The Ice Age franchise that began in 2002 contains many hilarious scenes featuring Scrat, a saber tooth squirrel. The fuzzy guy gets into plenty of trouble during various acorn-driven escapades. You could even categorize these misadventures as downright catastrophic. Among the most famous episodes is his attempt to bury a prized acorn. It leads to an unintended crack in the ice, sending a glacier hurtling towards the scraggly rodent.

Scrat’s pursuit of shiny acorns leads to his accidental preservation in a block of ice, only to turn up 20,000 years later in Hawaii. A quick thaw puts him back on the quest for acorns, though he eventually settles on a coconut instead. Despite the whimsical nature of the plot, a recent scientific discovery includes a surprising shoutout to Scrat.

Keep reading for the full scoop on the 30,000-year-old fur ball scientists recently revealed contains a real-life ice age squirrel.

The Mystery of the Fur ball

While a 30,000-year-old Arctic squirrel fossil sounds fantastic on its face, what gold miners uncovered in Canada in 2018 was anything but pretty. A ball of claws and fur, the unrecognizable object had researchers scratching their heads. Some declared it a “mangled lump of mummified flesh,” giving it little more thought.

But a recent reexamination of the fur ball in preparation for its display at Whitehorse’s Yukon Beringia Interpretive Centre (YBIC) has uncovered a far more fascinating story. As it turns out, the fur ball is none other than a fully intact mummified squirrel, preserved mid-hibernation at some point in the distant past.

Paleontologist Grant Zazula of the Yukon government notes, “It’s not quite recognizable until you see these little hands and these claws, and you see a little tail, and then you see ears.”

The mystery of the fur ball was solved!

Identifying the Scrat-Like Critter Preserved in Time

Although the fuzzy mummified ball isn’t about to melt or return to life like Scrat, the critter still tells an extraordinary story. Scientists now believe the ball represents a curled-up Arctic ground squirrel (Urocitellus parryii).

Remarkably, this ancient species still lives where the “permafrosted” squirrel was uncovered. They look more like gophers than squirrels. But they still hibernate and flourish in Canada’s Yukon Territory. A representative from the YBIC explains, “It’s amazing to think that this little guy was running around the Yukon several thousand years ago.”

The remarkable find recently yielded more information thanks to X-ray scans. Researchers initially feared the mummification process and the artifact’s great age meant a deteriorated skeletal structure.
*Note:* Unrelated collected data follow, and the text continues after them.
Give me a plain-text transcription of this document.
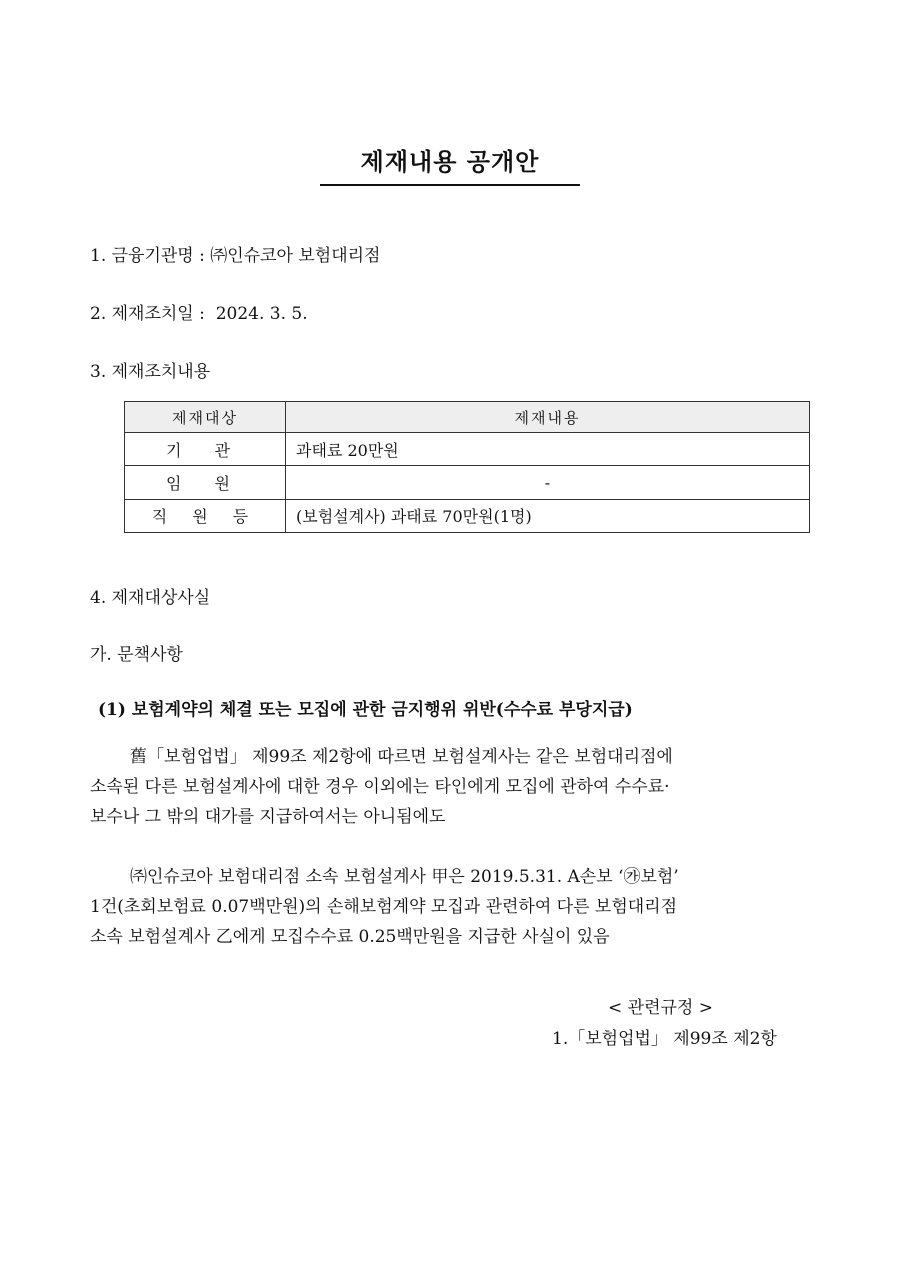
제재내용 공개안
1. 금융기관명 : ㈜인슈코아 보험대리점
2. 제재조치일 : 2024. 3. 5.
3. 제재조치내용
제재대상	제재내용
기 관	과태료 20만원
임 원	-
직 원 등	(보험설계사) 과태료 70만원(1명)
4. 제재대상사실
가. 문책사항
(1) 보험계약의 체결 또는 모집에 관한 금지행위 위반(수수료 부당지급)
舊「보험업법」 제99조 제2항에 따르면 보험설계사는 같은 보험대리점에
소속된 다른 보험설계사에 대한 경우 이외에는 타인에게 모집에 관하여 수수료·
보수나 그 밖의 대가를 지급하여서는 아니됨에도
㈜인슈코아 보험대리점 소속 보험설계사 甲은 2019.5.31. A손보 ‘㉮보험’
1건(초회보험료 0.07백만원)의 손해보험계약 모집과 관련하여 다른 보험대리점
소속 보험설계사 乙에게 모집수수료 0.25백만원을 지급한 사실이 있음
< 관련규정 >
1.「보험업법」 제99조 제2항
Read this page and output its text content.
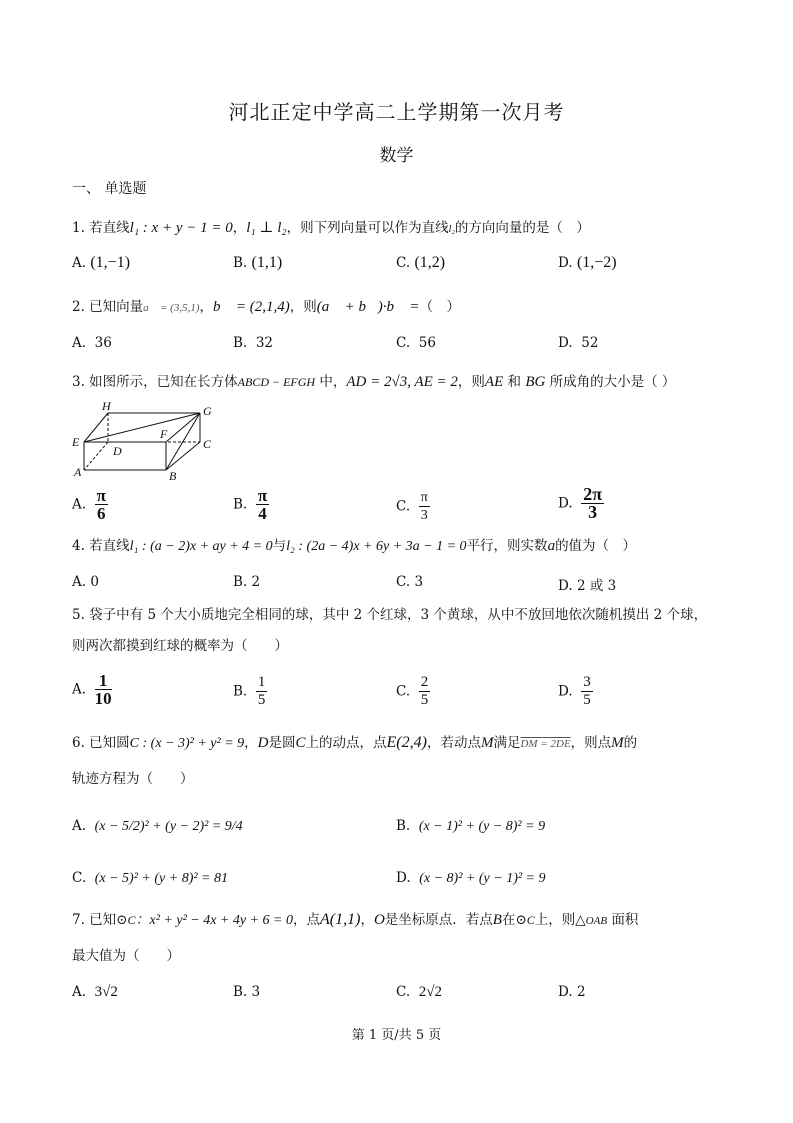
河北正定中学高二上学期第一次月考
数学
一、 单选题
1. 若直线l₁ : x + y − 1 = 0，l₁ ⊥ l₂，则下列向量可以作为直线l₂的方向向量的是（　）
A. (1,−1)	B. (1,1)	C. (1,2)	D. (1,−2)
2. 已知向量a⃗ = (3,5,1)，b⃗ = (2,1,4)，则(a⃗ + b⃗)·b⃗ =（　）
A. 36	B. 32	C. 56	D. 52
3. 如图所示，已知在长方体ABCD − EFGH 中，AD = 2√3, AE = 2，则AE 和 BG 所成角的大小是（ ）
H	G
E
F
D	C
A	B
A. $\frac{\pi}{6}$	B. $\frac{\pi}{4}$	C. $\frac{\pi}{3}$	D. $\frac{2\pi}{3}$
4. 若直线l₁ : (a − 2)x + ay + 4 = 0与l₂ : (2a − 4)x + 6y + 3a − 1 = 0平行，则实数a的值为（　）
A. 0	B. 2	C. 3	D. 2 或 3
5. 袋子中有 5 个大小质地完全相同的球，其中 2 个红球，3 个黄球，从中不放回地依次随机摸出 2 个球，
则两次都摸到红球的概率为（　　）
A. $\frac{1}{10}$	B. $\frac{1}{5}$	C. $\frac{2}{5}$	D. $\frac{3}{5}$
6. 已知圆C : (x − 3)² + y² = 9，D是圆C上的动点，点E(2,4)，若动点M满足DM = 2DE，则点M的
轨迹方程为（　　）
A. (x − 5/2)² + (y − 2)² = 9/4	B. (x − 1)² + (y − 8)² = 9
C. (x − 5)² + (y + 8)² = 81	D. (x − 8)² + (y − 1)² = 9
7. 已知⊙C：x² + y² − 4x + 4y + 6 = 0，点A(1,1)，O是坐标原点．若点B在⊙C上，则△OAB 面积
最大值为（　　）
A. 3√2	B. 3	C. 2√2	D. 2
第 1 页/共 5 页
But the scans provided evidence of a highly preserved bone structure nearly identical to that of Arctic ground squirrels today.

A Location Rich With Ancient Discoveries

Scrat-like squirrels aren’t the only things being uncovered in Canada’s Yukon. In 2016, gold miners made another stunning find: the remains of a 57,000-year-old grey wolf (Canis lupus) puppy.

Like the fur ball/squirrel, the wolf puppy remains remarkably intact. Julie Meachen of Des Moines University in Iowa explains, “She is the most complete wolf specimen ever found from the ice age. All her soft tissue, her hair, her skin, even her little nose is still there. She’s just complete. And that is really rare.”

Several years later during the summer of 2022, Canadian gold miners discovered a perfectly preserved juvenile mammoth. Further examination dated it to 30,000 years ago, like the squirrel fur ball. In other words, Canadian researchers have found unlikely representatives for two of the three “subzero heroes” from Ice Age — Scrat the squirrel and Manny the mammoth. As for Sid the sloth? The ice-cold hunt continues.